Almeta is a passionate advocate committed to increased funding for electric school buses in her community of Fulton County, Georgia—as well as across the country. In Fulton County, where the air quality gets failing grades year after year, Almeta works with parents seeking solutions and relief from air pollution that impacts children’s health. NBC’s The TODAY Show interviewed Almeta to learn more about electric school bus benefits in a segment that premiered on Tuesday. Go here to watch the segment, which begins at minute 7:00.
In a one-on-one interview Almeta Cooper can discuss:
- The importance of ditching dirty diesel-powered school buses in favor of electric school buses, and what this exciting transition means for our health and our environment.
- How parents can help school districts get ready for the $5 billion in bipartisan infrastructure funding that will soon become available through EPA’s Clean School Bus program.
- What Earth “Day” (or Month) means to parents on the frontlines of fighting for clean air and a stable climate in their communities–and what parents can do to transform climate anxiety into climate action.
MEDIA AVAILABILITY
To interview Almeta Cooper as part of your Earth Day coverage, please contact Sasha Tenenbaum, (917) 887-0146, stenenbaum@momscleanairforce.org.
RESOURCES
- Our blog post “Here’s What You Need to Know about Electric School Buses.”

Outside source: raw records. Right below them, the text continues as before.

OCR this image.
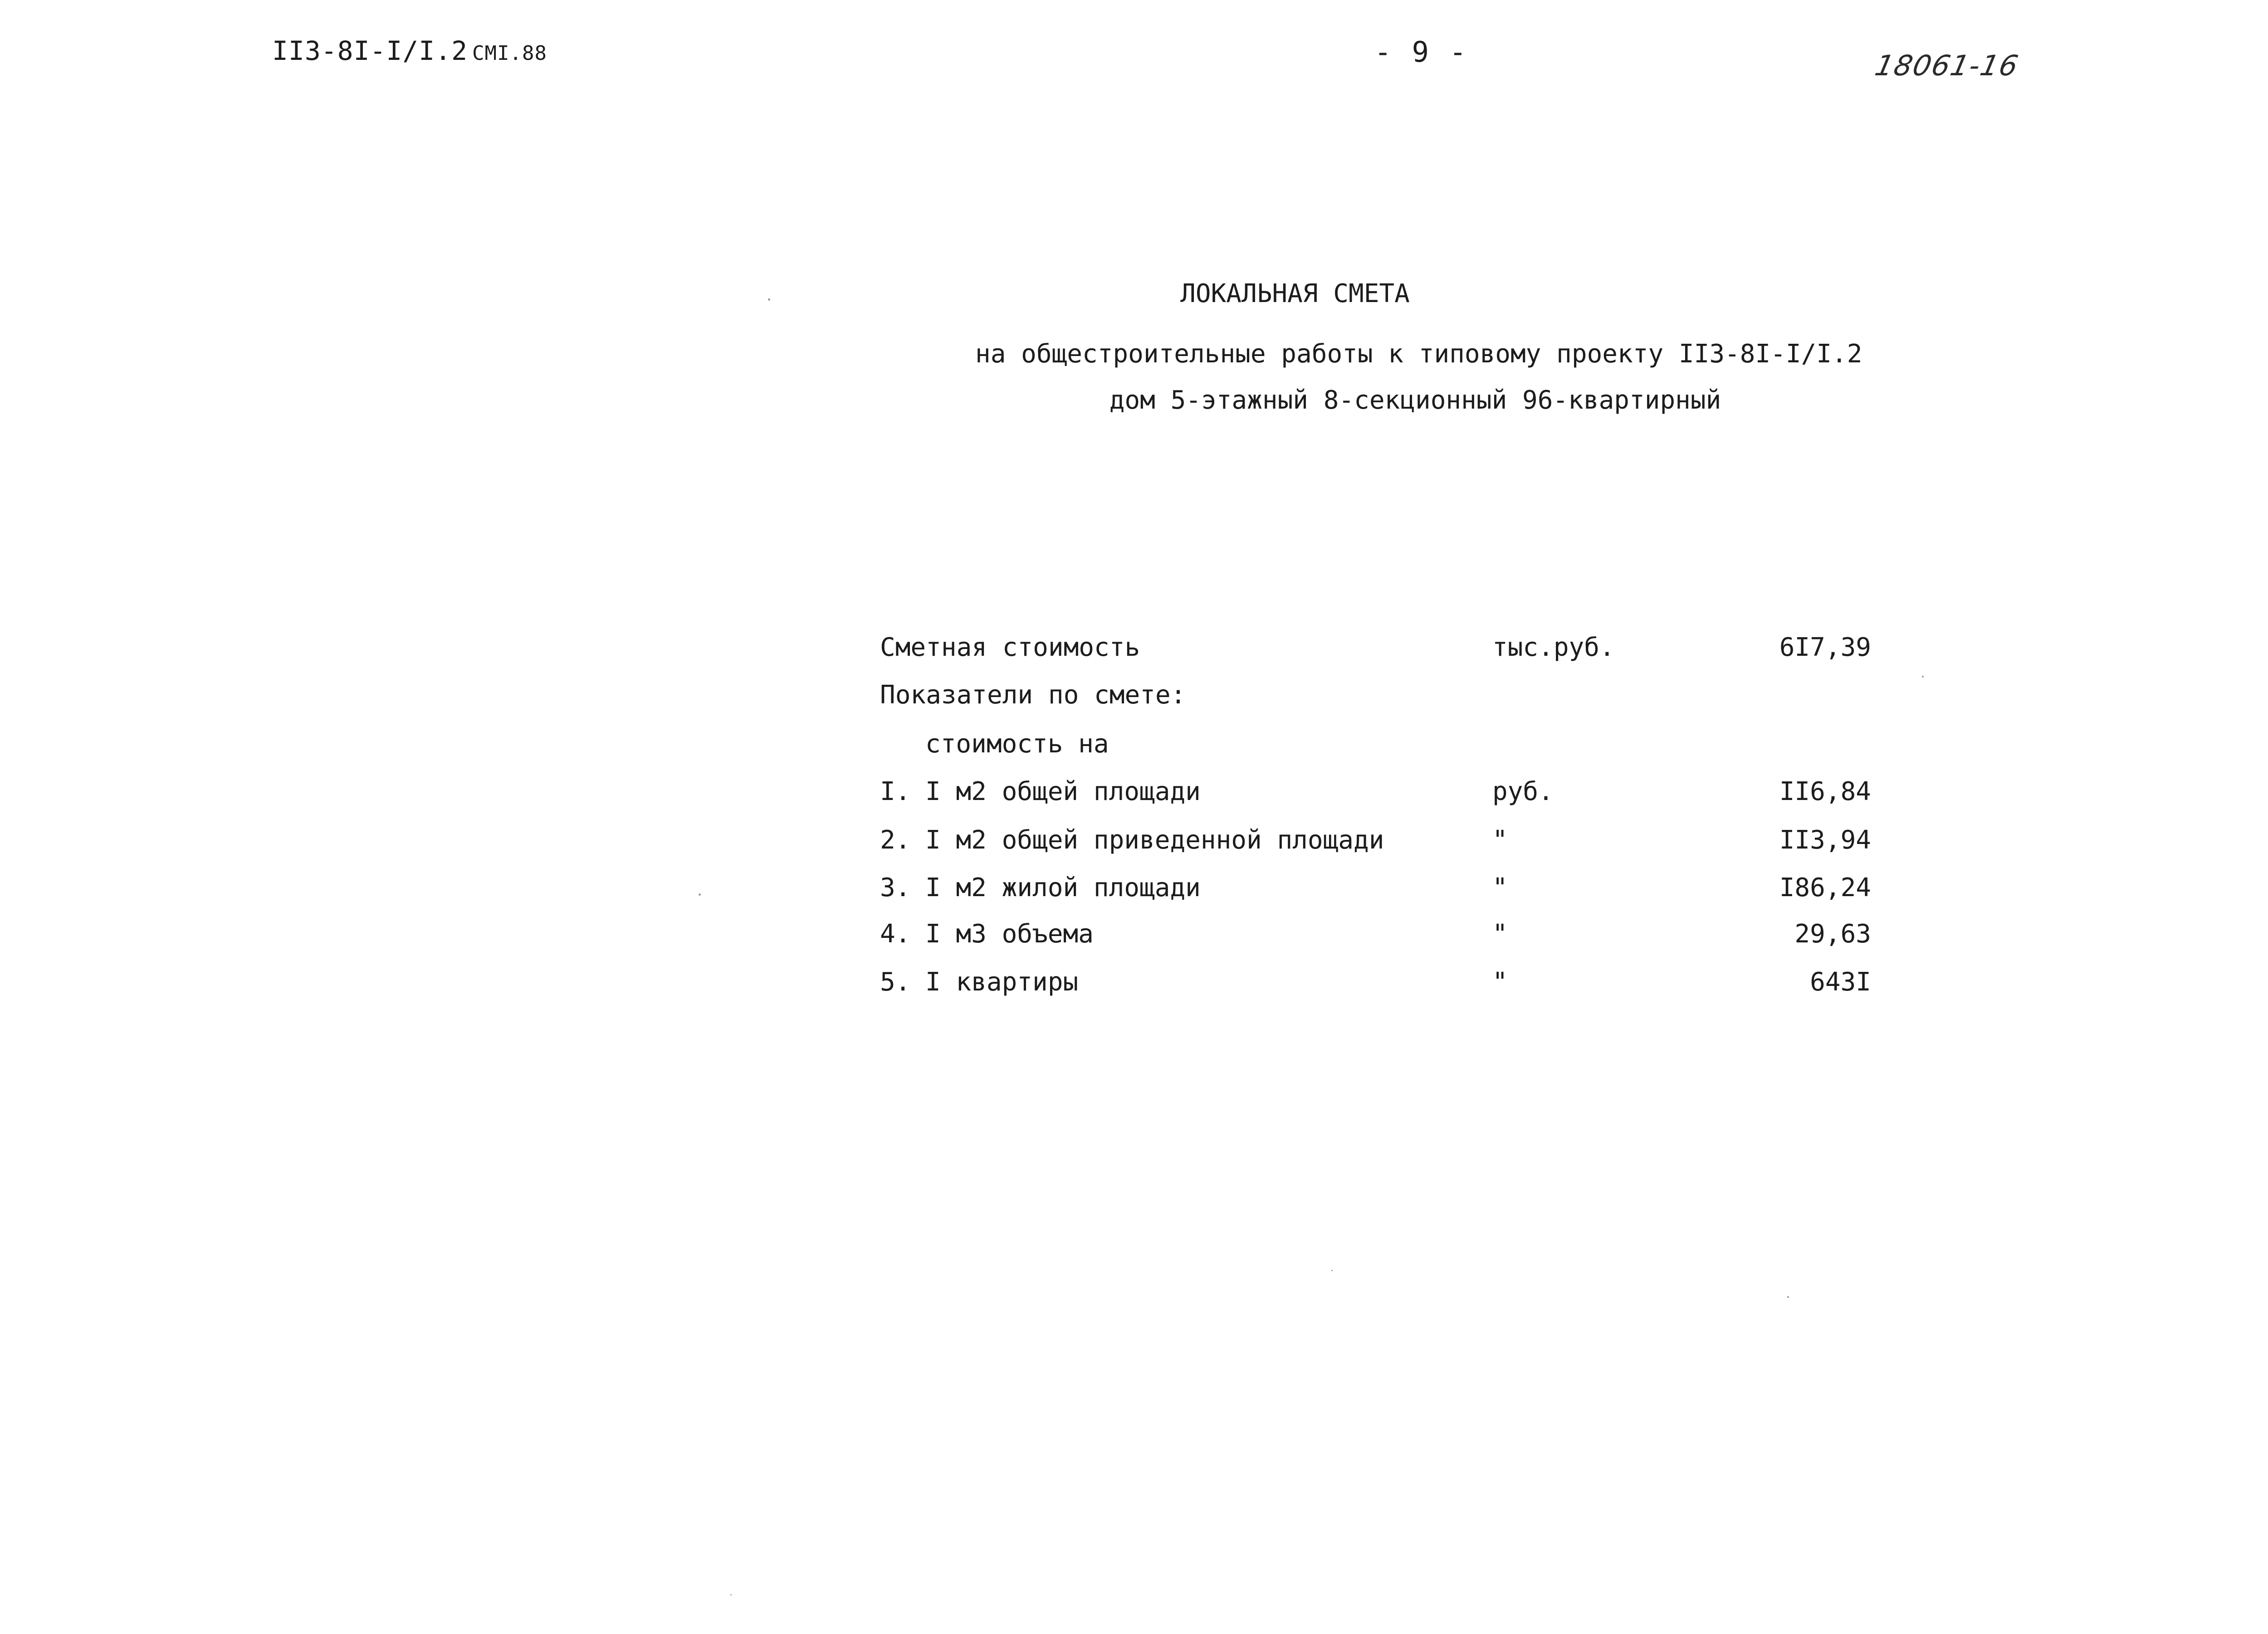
II3-8I-I/I.2 CMI.88	- 9 -	18061-16
ЛОКАЛЬНАЯ СМЕТА
на общестроительные работы к типовому проекту II3-8I-I/I.2
дом 5-этажный 8-секционный 96-квартирный
Сметная стоимость	тыс.руб.	6I7,39
Показатели по смете:
стоимость на
I. I м2 общей площади	руб.	II6,84
2. I м2 общей приведенной площади	"	II3,94
3. I м2 жилой площади	"	I86,24
4. I м3 объема	"	29,63
5. I квартиры	"	643I
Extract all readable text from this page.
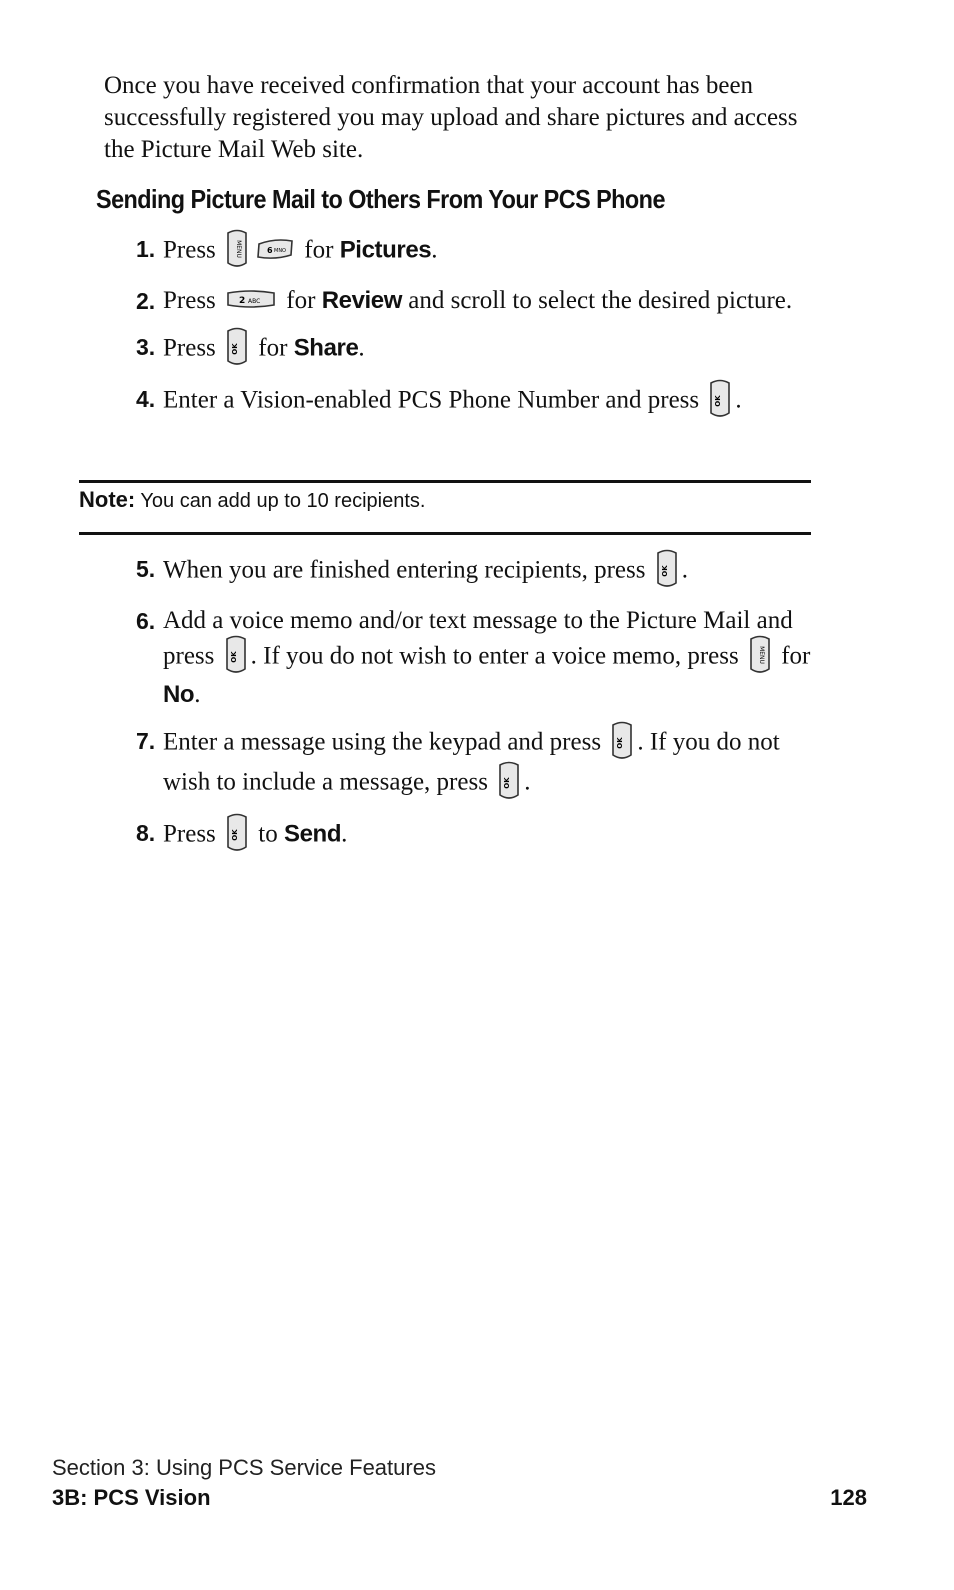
Once you have received confirmation that your account has been successfully registered you may upload and share pictures and access the Picture Mail Web site.

Sending Picture Mail to Others From Your PCS Phone
1. Press	MENU	6 MNO for Pictures.
2. Press	2 ABC for Review and scroll to select the desired picture.
3. Press OK for Share.
4. Enter a Vision-enabled PCS Phone Number and press OK .

Note: You can add up to 10 recipients.

5. When you are finished entering recipients, press OK .
6. Add a voice memo and/or text message to the Picture Mail and press OK . If you do not wish to enter a voice memo, press	MENU for No.
7. Enter a message using the keypad and press OK . If you do not wish to include a message, press OK .
8. Press OK to Send.
Section 3: Using PCS Service Features
3B: PCS Vision	128
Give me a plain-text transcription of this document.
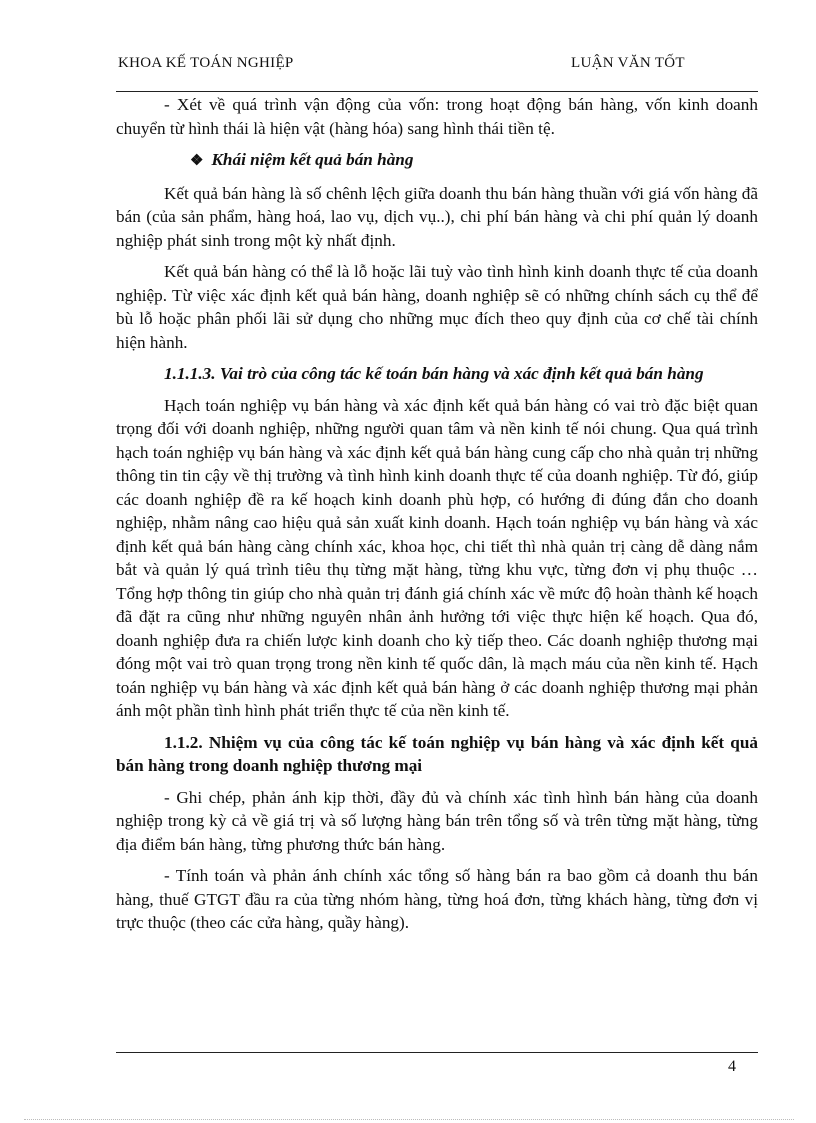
KHOA KẾ TOÁN NGHIỆP	LUẬN VĂN TỐT

- Xét về quá trình vận động của vốn: trong hoạt động bán hàng, vốn kinh doanh chuyển từ hình thái là hiện vật (hàng hóa) sang hình thái tiền tệ.

❖ Khái niệm kết quả bán hàng

Kết quả bán hàng là số chênh lệch giữa doanh thu bán hàng thuần với giá vốn hàng đã bán (của sản phẩm, hàng hoá, lao vụ, dịch vụ..), chi phí bán hàng và chi phí quản lý doanh nghiệp phát sinh trong một kỳ nhất định.

Kết quả bán hàng có thể là lỗ hoặc lãi tuỳ vào tình hình kinh doanh thực tế của doanh nghiệp. Từ việc xác định kết quả bán hàng, doanh nghiệp sẽ có những chính sách cụ thể để bù lỗ hoặc phân phối lãi sử dụng cho những mục đích theo quy định của cơ chế tài chính hiện hành.

1.1.1.3. Vai trò của công tác kế toán bán hàng và xác định kết quả bán hàng

Hạch toán nghiệp vụ bán hàng và xác định kết quả bán hàng có vai trò đặc biệt quan trọng đối với doanh nghiệp, những người quan tâm và nền kinh tế nói chung. Qua quá trình hạch toán nghiệp vụ bán hàng và xác định kết quả bán hàng cung cấp cho nhà quản trị những thông tin tin cậy về thị trường và tình hình kinh doanh thực tế của doanh nghiệp. Từ đó, giúp các doanh nghiệp đề ra kế hoạch kinh doanh phù hợp, có hướng đi đúng đắn cho doanh nghiệp, nhằm nâng cao hiệu quả sản xuất kinh doanh. Hạch toán nghiệp vụ bán hàng và xác định kết quả bán hàng càng chính xác, khoa học, chi tiết thì nhà quản trị càng dễ dàng nắm bắt và quản lý quá trình tiêu thụ từng mặt hàng, từng khu vực, từng đơn vị phụ thuộc … Tổng hợp thông tin giúp cho nhà quản trị đánh giá chính xác về mức độ hoàn thành kế hoạch đã đặt ra cũng như những nguyên nhân ảnh hưởng tới việc thực hiện kế hoạch. Qua đó, doanh nghiệp đưa ra chiến lược kinh doanh cho kỳ tiếp theo. Các doanh nghiệp thương mại đóng một vai trò quan trọng trong nền kinh tế quốc dân, là mạch máu của nền kinh tế. Hạch toán nghiệp vụ bán hàng và xác định kết quả bán hàng ở các doanh nghiệp thương mại phản ánh một phần tình hình phát triển thực tế của nền kinh tế.

1.1.2. Nhiệm vụ của công tác kế toán nghiệp vụ bán hàng và xác định kết quả bán hàng trong doanh nghiệp thương mại

- Ghi chép, phản ánh kịp thời, đầy đủ và chính xác tình hình bán hàng của doanh nghiệp trong kỳ cả về giá trị và số lượng hàng bán trên tổng số và trên từng mặt hàng, từng địa điểm bán hàng, từng phương thức bán hàng.

- Tính toán và phản ánh chính xác tổng số hàng bán ra bao gồm cả doanh thu bán hàng, thuế GTGT đầu ra của từng nhóm hàng, từng hoá đơn, từng khách hàng, từng đơn vị trực thuộc (theo các cửa hàng, quầy hàng).

4
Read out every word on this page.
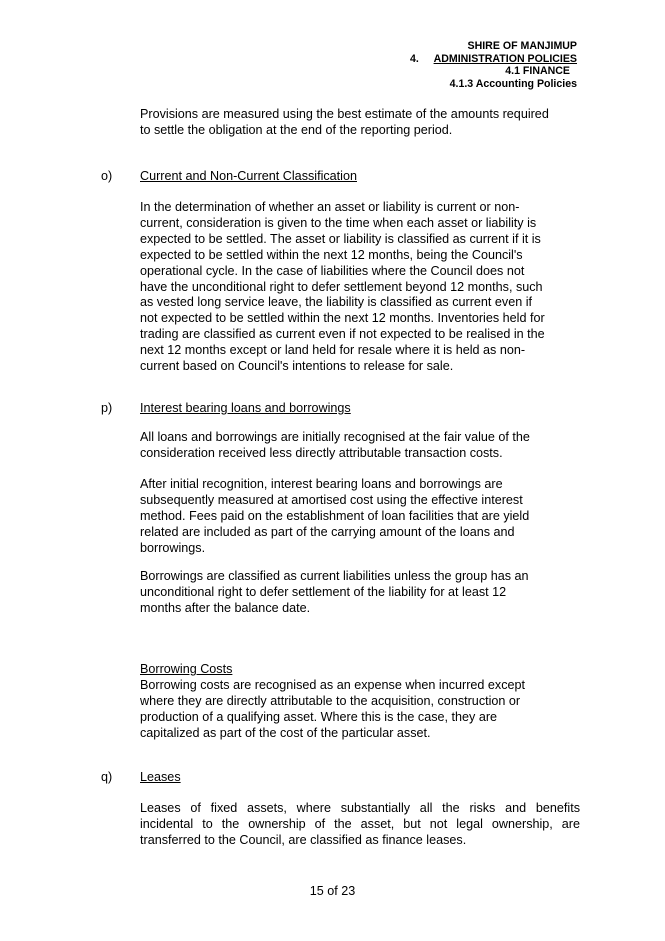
SHIRE OF MANJIMUP
4. ADMINISTRATION POLICIES
4.1 FINANCE
4.1.3 Accounting Policies
Provisions are measured using the best estimate of the amounts required
to settle the obligation at the end of the reporting period.
o) Current and Non-Current Classification
In the determination of whether an asset or liability is current or non-
current, consideration is given to the time when each asset or liability is
expected to be settled. The asset or liability is classified as current if it is
expected to be settled within the next 12 months, being the Council's
operational cycle. In the case of liabilities where the Council does not
have the unconditional right to defer settlement beyond 12 months, such
as vested long service leave, the liability is classified as current even if
not expected to be settled within the next 12 months. Inventories held for
trading are classified as current even if not expected to be realised in the
next 12 months except or land held for resale where it is held as non-
current based on Council's intentions to release for sale.
p) Interest bearing loans and borrowings
All loans and borrowings are initially recognised at the fair value of the
consideration received less directly attributable transaction costs.
After initial recognition, interest bearing loans and borrowings are
subsequently measured at amortised cost using the effective interest
method. Fees paid on the establishment of loan facilities that are yield
related are included as part of the carrying amount of the loans and
borrowings.
Borrowings are classified as current liabilities unless the group has an
unconditional right to defer settlement of the liability for at least 12
months after the balance date.
Borrowing Costs
Borrowing costs are recognised as an expense when incurred except
where they are directly attributable to the acquisition, construction or
production of a qualifying asset. Where this is the case, they are
capitalized as part of the cost of the particular asset.
q) Leases
Leases of fixed assets, where substantially all the risks and benefits
incidental to the ownership of the asset, but not legal ownership, are
transferred to the Council, are classified as finance leases.
15 of 23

- Our Electric School Bus section online is found here.
BACKGROUND
Electrifying our nation’s school bus fleet is critical to solving the climate crisis because buses, cars, and trucks are the largest source of global-warming pollution in our country. They also are a major source of air pollution that causes asthma attacks and lung infections and that interferes with normal lung development.
Most of the nation’s 480,000 school buses, transporting 25 million children every school day, run on dirty diesel engines, spewing harmful air pollution in the exact places where children live, learn, and play. Electrifying school buses will help clean up the air for children and drivers along bus routes; at places where buses commonly idle, such as school entrances; and inside school buses.
Electric school buses are ready to roll and in use across the country, and federal investment in electric buses is increasing—in the form of $5 billion over five years for electric and lower-emissions school buses allocated by the Infrastructure Investment and Jobs Act.